Yiğit işkencede! (TEMSİLİ) Emir'in yoluna, Derya'nın Nihat üzerinden gerginleşen libidosunun tezahürlerine ve Truva Atı sendromlarına, kabak gibi fotoğraf çektiği için Yiğit'in başını yakan sözde çete çökertecek o BECERİKSİZ OLUŞUM'a elbette değinmeyeceğim. Hayır, sen karşıma DEV Mayfa'yı çökertecek yürek yemiş bir organizasyon çıkarıyorsun da neden ilk dakikada adamları çöp ediyorsun? Buldur Nihat'ın adamına arabaya konulan takip aletini? Aynı şey? Yine toplantı iptal edilir. Yine ABİ PAS geçer. Yine işkence.. Haa.. Mesele Emir'in oluşuma diklenmesi mi? E, aletin sinyali susunca onu da anlarlar? Yazık değil mi? Ben şimdi iki kare fotoğraf çekemeyen Oluşuma nasıl güveneceğim, ciddiiye alacağım? Ayol bu haliyle tatlişko oluşumun üyelerini Tarlabaşı Caddesi'nin bir ucunda bırak, diğer ucuna sağ çıkamazlar.

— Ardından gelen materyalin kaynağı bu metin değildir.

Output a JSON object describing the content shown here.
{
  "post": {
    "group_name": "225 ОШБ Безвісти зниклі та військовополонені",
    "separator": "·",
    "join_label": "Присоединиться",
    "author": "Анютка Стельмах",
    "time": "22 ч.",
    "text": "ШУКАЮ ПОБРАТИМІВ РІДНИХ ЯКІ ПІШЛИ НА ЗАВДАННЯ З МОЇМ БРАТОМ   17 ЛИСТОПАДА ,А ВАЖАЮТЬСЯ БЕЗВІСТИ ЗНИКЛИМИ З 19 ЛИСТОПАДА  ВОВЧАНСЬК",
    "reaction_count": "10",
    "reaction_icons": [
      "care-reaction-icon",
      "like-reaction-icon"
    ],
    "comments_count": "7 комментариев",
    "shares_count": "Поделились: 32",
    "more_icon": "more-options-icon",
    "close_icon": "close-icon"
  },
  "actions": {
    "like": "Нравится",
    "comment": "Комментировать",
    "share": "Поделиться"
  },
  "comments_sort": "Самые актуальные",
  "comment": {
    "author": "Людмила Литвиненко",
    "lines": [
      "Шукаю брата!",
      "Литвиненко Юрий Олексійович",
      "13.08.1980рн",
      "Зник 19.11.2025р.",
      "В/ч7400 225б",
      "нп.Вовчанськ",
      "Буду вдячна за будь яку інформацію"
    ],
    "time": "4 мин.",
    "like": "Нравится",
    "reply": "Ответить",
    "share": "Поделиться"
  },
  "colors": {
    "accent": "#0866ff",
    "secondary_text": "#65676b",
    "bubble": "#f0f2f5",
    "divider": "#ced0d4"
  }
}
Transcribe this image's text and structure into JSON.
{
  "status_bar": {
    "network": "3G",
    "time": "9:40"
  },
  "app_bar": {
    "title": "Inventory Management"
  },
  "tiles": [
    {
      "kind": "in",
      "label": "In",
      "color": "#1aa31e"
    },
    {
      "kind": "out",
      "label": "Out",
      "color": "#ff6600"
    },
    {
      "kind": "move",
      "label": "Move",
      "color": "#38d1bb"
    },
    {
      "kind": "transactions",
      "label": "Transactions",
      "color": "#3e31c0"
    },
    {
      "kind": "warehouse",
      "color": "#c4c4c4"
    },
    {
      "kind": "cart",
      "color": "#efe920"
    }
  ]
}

Peh!
Bölümde beni kalbimden çarpan tek şey Yiğit ve Sibel arabada giderlerken Emir arayıp, Kübra'nın durumunu anlattığında arabanın camına yansıyarak Yiğit'in üzerine düşen kan damlası efekti veren ışıklardı. Bu yazının da kapak fotoğrafı.. Mükemmel bir hissiyat yarattı izlerken. Yiğit'in aldığı haberle girdiği ruh halini destekledi. Sibel'in gerilimini büyüttü. Bütün bölümü kenara koyup, saatlerce o sahneyi konuşabilirim. Dünya kurmak diye bir gerçek var ise basit bir efekt ile o dünyayı kuran ve izleyenin (en azından benim) ufkunu açan Altan Dönmez'e ve Orkun Çatak'a teşekkür ederim. Açıkçası bu tür öznel işaretleri seviyorum. Sahneyi geçip zihnime akan o hüzmelerinin reji ekibince farklı bir anlamı olabilir. Mühim olan sahneyi izleyince bende yarattığı hisler değil mi? Öyle, öyle.. O yüzden bir kez daha teşekkür ediyorum. Bebeğin gazını bile kolsuz atletle çıkaran Yiğit'in işkence sahneleri için çok başka hayallerim de vardı ancak şimdilik nasip olmadı. Kısmet!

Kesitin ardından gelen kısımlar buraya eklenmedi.